The Generation Game

What do we pass on to the next generation? I remember sitting in a group where a grandma, mother and daughter were present as we shared testimonies. Grandma told us how she had grown up finding church boring and legalistic as a child and into her early teens. Then God miraculously saved her. Mum gave pretty much an identical testimony and then guess what, daughter told her testimony and it was the same. It was lovely that all three had been saved but we were also left wondering if there wasn’t a cycle that could do with stopping.

I remember another person I met they seemed constantly to be fighting for position, power and attention in the church. It started to come out that their dad had been powerful in the church, they never felt recognised by him, rather they were simply useful to his agenda. The problem is you then got to see them using their own children in their agenda as they sought prominence and recognition.

God says:

“I lay the sins of the parents upon their children; the entire family is affected—even children in the third and fourth generations of those who reject me.”[1]

This verse has been misused by some to create a superstitious fear of “generational curses”. People are told that if there are problems in their family, if they are unsuccessful at work, if they are not wealthy or if their health fails that it isn’t simply part of living in a fallen world, nor the consequences of their own foolish decisions, rather, there must be an ancestor somewhere who brought a curse on the family because of something they said or did. Now, that’s quite obviously a way of exercising spiritual control and even financial exploitation on vulnerable people because obviously it is only the special pastor who can lift the curse.

However, what we do and how we live has consequences. Our children are affected by our decisions. Our children observe how we live, what we do, what we say, what we prioritise. The affects of an unwise or sinful decision may carry on for generations, just as the benefits of a wise decision may be reflected many years later.

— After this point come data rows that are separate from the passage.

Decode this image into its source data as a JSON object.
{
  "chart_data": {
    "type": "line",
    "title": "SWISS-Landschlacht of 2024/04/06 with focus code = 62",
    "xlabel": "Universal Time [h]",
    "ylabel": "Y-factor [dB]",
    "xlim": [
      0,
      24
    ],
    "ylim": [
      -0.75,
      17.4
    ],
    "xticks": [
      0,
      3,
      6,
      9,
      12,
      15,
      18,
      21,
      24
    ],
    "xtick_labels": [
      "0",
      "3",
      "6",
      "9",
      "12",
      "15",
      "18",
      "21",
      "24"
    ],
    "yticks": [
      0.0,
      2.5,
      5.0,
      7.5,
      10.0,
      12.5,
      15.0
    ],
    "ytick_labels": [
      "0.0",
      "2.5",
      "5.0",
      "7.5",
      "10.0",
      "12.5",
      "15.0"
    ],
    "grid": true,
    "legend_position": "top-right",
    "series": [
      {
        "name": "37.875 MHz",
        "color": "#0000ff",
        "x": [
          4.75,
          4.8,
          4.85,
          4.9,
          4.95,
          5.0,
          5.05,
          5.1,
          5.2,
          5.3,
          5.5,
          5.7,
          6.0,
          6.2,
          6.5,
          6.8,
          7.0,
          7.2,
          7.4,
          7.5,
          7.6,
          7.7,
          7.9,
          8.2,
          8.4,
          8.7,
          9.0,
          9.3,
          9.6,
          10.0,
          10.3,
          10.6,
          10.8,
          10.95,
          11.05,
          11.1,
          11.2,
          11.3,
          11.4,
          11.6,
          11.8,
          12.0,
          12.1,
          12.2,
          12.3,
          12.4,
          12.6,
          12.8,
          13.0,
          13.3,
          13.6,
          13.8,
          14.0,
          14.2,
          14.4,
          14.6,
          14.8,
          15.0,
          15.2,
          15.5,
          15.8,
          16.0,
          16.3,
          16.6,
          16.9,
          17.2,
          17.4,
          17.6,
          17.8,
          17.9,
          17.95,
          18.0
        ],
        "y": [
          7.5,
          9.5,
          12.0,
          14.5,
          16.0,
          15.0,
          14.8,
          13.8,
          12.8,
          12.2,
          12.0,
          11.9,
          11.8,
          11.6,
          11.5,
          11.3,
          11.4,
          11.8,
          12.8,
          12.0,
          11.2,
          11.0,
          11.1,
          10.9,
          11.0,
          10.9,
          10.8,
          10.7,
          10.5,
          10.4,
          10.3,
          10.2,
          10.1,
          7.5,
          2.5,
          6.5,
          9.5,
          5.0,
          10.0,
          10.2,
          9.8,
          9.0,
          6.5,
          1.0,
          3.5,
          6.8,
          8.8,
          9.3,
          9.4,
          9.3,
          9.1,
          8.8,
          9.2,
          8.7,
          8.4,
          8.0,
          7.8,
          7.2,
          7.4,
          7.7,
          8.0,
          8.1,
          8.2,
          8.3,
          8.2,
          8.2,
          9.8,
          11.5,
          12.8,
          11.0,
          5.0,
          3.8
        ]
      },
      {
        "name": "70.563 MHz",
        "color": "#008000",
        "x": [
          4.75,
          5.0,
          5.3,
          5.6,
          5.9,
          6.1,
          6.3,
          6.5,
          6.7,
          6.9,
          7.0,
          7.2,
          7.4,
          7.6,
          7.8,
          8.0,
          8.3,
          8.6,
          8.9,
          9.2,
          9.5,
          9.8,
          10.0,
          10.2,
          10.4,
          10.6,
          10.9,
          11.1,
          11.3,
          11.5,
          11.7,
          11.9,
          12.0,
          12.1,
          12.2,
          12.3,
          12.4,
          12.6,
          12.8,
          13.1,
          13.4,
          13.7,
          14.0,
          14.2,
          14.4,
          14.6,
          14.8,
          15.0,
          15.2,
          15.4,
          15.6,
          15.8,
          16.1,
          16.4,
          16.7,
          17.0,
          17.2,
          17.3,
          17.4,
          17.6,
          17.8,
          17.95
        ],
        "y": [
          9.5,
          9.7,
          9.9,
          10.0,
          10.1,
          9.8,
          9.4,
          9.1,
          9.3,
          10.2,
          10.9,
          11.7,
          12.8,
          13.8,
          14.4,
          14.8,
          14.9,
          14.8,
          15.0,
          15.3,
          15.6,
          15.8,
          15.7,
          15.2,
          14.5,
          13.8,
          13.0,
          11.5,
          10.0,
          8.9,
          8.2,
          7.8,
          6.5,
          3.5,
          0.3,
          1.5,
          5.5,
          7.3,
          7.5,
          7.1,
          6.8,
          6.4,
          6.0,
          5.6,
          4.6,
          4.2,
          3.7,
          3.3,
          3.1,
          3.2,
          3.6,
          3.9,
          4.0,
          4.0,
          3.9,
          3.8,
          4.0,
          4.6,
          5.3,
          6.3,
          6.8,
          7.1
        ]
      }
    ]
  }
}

This is true not just in our physical families but in the church. For better or for worse, your local church today is being affected by decisions made by previous generations. A decision to invest in land and provide a good building or a failure to acquire land or to keep a building in good repair has practical consequences. A healthy Sunday school or welcoming toddlers group 20 -30 years ago may lead to a good reputation in the community today. However, a scandal or split may mean that people still regard the church with suspicion. It may mean that there’s a whole generation missing from the church because young families left at a certain time.

Your church will have a culture and a theology and children and young people will observe and hear. If it’s orthodox theology and a healthy culture then they will carry that through life. If the theology is wrong then it will stick, they will remember quotes and soundbites and they’ll repeat them -even if they are wrong.  It will take a lot of heavy lifting in good Bible teaching to shift things. If the culture is welcoming, sacrificially, outward focused, gospel intentional, then you will have future generations of hospitable, sacrificial gospel intentional disciples. If the culture is cynical, ashamed of the Gospel, then guess what ….

We reap what we sow.

What are we passing on to the next generation and beyond?